To protect the European Union’s financial market, robust legislation regulates anti-money laundering and terrorist financing, as well as, freezing and confiscation of illicit assets. Striking the right balance between criminal investigations and prosecutions and protecting citizens’ rights is essential within the area of criminal justice. EU legislation ensures that fundamental rights are respected by protecting the procedural rights of suspects and accused throughout criminal proceedings. Of particular importance is the right to be presumed innocent and to be present at the trial, while special safeguards are ensured for children who are suspected or accused in criminal proceedings. Established minimum standards also seek to protect the rights of victims of crime to provide them with the necessary support.
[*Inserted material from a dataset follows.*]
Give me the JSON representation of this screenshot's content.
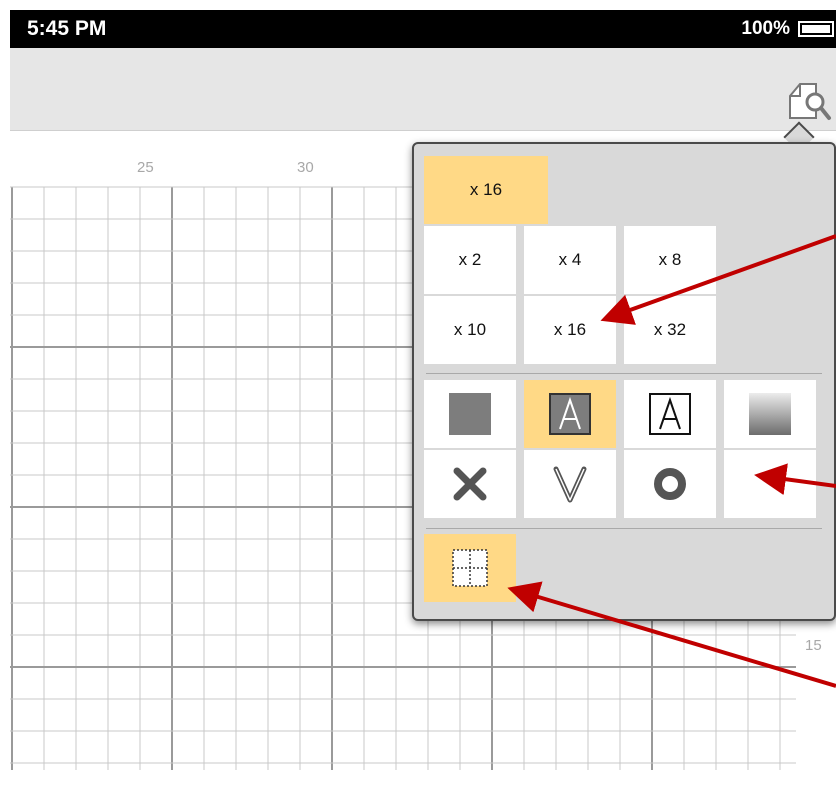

Through the following projects, Milieu has assisted the European Commission in assessing the compliance of national laws with the requirements set out in EU law:
Completeness and conformity check of measures of Member States to transpose Directive 2014/57/EU of 16 April 2014 on criminal sanctions for market abuse (Market Abuse Directive) (DG JUST)
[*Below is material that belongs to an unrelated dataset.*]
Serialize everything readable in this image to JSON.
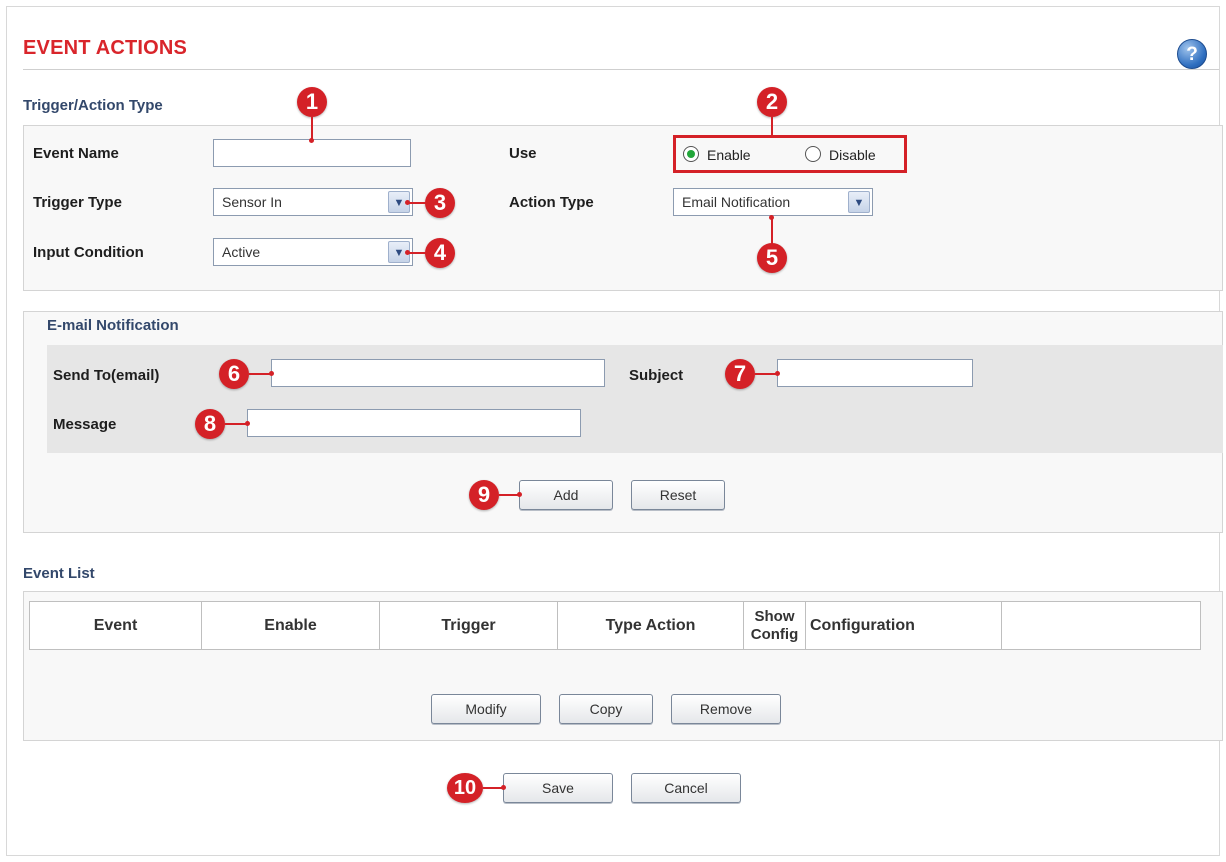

Insider trading and market manipulation, also known as market abuse, are EU-wide crimes requiring constant attention and enforcement. The Market Abuse Directive (MAD II-Directive 2014/57/EU) and the Market Abuse Regulation (MAR) have improved and strengthened market integrity and investor protection, which had been previously provided in an older Market Abuse Directive (MAD) from 2003. The 26 Member States implicated in MAD II (DK and UK are excluded), had until July 2016 to comply with the Directive.
Milieu was entrusted to assess the completeness and conformity of the national transposing laws with the Directive’s requirements. This project was part of an ongoing framework contract held with DG JUST.
Compliance assessment of measures of Member States to transpose Directive 2014/42/EU and legal consultancy on this Directive (DG HOME)
In an effort to effectively combat (organised) crime, EU law allows for the freezing and confiscation of illegally acquired assets. This is detailed in the 2014 EU Directive (Directive 2014/42/EU), otherwise known as the Confiscation Directive.
Under a single-operator framework contract with DG HOME, Milieu checked that the Confiscation Directive was appropriately transposed in 26 EU Member States (DK and UK are excluded). This completeness and conformity checking ultimately helps the European Commission make an informed decision on future actions, such as possible infringement proceedings.
Each year, around 75 million people across the EU fall victim to crime. As part of the overall objective of maintaining and developing an area of freedom, security and justice in the EU, the setting of minimum common standards for the support and protection of victims of crime has been recognized as a priority. The EU has adopted several acts in this area. The Victims’ Rights Directive is the central piece of this legal corpus, as it sets the main standards for the rights, support and protection of crime victims in criminal proceedings and applies to all victims.
Milieu assisted DG JUST with the required monitoring of this Directive and how it has been applied in each Member State (except for Denmark). This project involved a legal analysis of the way the Directive is transposed into Member States’ legislation but also a review of how the Directive is implemented in practice, looking at non-legislative measures adopted to implement the Directive’s requirements identified through desk research and stakeholders’ interviews, looking at the provision of information on their rights to the victims, the setting-up and financing of victim support services, the training of practitioners and awareness raising measures.